Most of the time, this analysis should be enough to determine that special assessments should not be used because they would be unconstitutional, or that the government should not be doing the project because it only primarily benefits a certain private citizen. If the improvement primarily benefits the public then the improvement is general. As the Wisconsin Supreme Court ruled: “If the improvement is deemed general, the inquiry stops and the special assessment is not permissible.” CED Properties, 2018 WI 24, ¶ 35.
These are only some of the legal requirements for special assessments to not be unconstitutional. It should be noted that we have observed that many, if not most, of the special assessments being done in the State of Wisconsin are almost certainly illegal and unconstitutional. One may wonder why the practice goes on if it is unconstitutional? The simple answer is that many government workers do not know better. There is a very short window of time to challenge special assessments in court and also that many times the cost of obtaining legal services to dispute a special assessment is more expensive than just paying the unconstitutional special assessment.
For example if a property owner is taxed $2,500 through a special assessment to fix the street in front of her house, she may have a very good case to prove that the special assessment is illegal and unconstitutional. Obviously, the municipality is not primarily fixing the street to benefit her. The municipality is fixing the street primarily to benefit the traveling public. The woman has an excellent case that the special assessment tax against her is illegal and unconstitutional. However, hiring a lawyer and fighting the case in court (probably over many months) will almost certainly cost more than $2,500. So she swallows hard and pays the tax, even knowing that it is wrong because it is illegal and unconstitutional. When the government knowingly allows this to happen it is wrong.
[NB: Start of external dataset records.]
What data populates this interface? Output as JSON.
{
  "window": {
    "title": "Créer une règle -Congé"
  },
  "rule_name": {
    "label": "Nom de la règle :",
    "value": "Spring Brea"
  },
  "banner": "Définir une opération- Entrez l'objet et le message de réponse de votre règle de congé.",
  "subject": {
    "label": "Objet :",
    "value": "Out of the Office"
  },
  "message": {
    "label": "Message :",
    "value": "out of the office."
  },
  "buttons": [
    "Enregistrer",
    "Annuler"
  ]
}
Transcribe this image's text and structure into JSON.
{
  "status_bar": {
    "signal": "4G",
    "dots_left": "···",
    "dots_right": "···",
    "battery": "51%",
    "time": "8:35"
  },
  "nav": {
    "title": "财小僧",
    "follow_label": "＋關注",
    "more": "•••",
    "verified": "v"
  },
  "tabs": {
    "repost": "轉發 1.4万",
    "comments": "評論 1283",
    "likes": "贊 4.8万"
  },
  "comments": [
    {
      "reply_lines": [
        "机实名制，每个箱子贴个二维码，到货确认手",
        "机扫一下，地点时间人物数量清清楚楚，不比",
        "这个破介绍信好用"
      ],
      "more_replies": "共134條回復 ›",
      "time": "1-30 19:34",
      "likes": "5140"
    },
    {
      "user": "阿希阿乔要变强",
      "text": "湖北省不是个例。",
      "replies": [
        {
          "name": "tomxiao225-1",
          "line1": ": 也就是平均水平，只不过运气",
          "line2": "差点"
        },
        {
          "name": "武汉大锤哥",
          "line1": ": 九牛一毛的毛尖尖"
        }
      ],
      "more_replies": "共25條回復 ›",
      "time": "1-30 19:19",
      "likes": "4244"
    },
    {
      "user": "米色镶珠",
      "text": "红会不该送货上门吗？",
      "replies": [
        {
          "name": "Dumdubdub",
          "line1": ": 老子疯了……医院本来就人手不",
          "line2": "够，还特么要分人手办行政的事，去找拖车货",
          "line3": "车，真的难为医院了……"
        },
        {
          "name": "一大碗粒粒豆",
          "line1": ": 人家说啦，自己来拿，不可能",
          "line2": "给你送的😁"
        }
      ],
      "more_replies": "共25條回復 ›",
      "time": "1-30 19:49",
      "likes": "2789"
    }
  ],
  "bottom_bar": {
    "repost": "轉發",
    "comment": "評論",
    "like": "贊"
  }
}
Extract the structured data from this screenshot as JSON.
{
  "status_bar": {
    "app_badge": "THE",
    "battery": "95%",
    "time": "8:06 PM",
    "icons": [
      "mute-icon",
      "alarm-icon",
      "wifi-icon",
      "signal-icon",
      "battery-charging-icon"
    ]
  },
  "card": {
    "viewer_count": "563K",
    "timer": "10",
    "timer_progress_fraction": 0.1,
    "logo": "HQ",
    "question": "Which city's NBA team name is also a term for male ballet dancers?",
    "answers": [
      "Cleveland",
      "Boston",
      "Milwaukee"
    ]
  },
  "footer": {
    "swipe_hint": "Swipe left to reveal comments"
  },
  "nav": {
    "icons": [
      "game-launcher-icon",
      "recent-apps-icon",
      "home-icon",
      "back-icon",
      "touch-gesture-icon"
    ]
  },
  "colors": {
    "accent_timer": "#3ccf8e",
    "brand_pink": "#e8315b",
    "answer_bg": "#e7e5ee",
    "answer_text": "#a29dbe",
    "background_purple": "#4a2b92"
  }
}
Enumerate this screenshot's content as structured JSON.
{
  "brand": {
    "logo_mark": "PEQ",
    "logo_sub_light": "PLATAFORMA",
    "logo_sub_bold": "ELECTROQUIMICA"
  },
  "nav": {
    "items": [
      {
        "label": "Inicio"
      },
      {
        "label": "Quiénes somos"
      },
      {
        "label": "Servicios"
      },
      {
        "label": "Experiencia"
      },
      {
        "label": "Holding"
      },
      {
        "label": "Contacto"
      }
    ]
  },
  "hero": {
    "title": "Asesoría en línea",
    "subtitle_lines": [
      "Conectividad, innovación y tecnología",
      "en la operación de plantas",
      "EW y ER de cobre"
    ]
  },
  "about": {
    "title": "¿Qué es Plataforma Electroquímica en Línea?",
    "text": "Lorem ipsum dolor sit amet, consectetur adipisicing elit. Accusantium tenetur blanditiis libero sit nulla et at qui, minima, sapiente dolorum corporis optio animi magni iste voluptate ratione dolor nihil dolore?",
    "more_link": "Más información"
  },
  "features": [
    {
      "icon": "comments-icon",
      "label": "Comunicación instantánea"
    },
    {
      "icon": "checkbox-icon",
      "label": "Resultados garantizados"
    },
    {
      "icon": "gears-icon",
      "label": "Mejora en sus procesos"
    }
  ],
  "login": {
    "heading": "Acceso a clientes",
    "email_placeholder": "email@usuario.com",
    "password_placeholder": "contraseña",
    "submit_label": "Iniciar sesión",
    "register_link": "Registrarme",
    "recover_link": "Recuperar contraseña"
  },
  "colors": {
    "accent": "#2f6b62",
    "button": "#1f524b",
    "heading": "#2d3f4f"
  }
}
Municipalities are urged to pay attention to this dilemma. Because the government is able to exploit a loophole in the law coupled with the cost and inconvenience of going to court to charge illegal and unconstitutional taxes against landowners by calling them special assessments is a low road indeed. Every government official in this country swears an oath to protect and uphold the Constitution of the United States and the Constitution of Wisconsin. That means when that government is presented with an option that appears to be illegal and unconstitutional, the government should refuse to do it even if they think that they might be able to get away with it because the citizens cannot afford to fight it in court. Our freedoms and our way of life depend on government officials taking the high road and doing things the right way even when it isn’t easy or popular. Special assessments are often abused in Wisconsin and it needs to stop.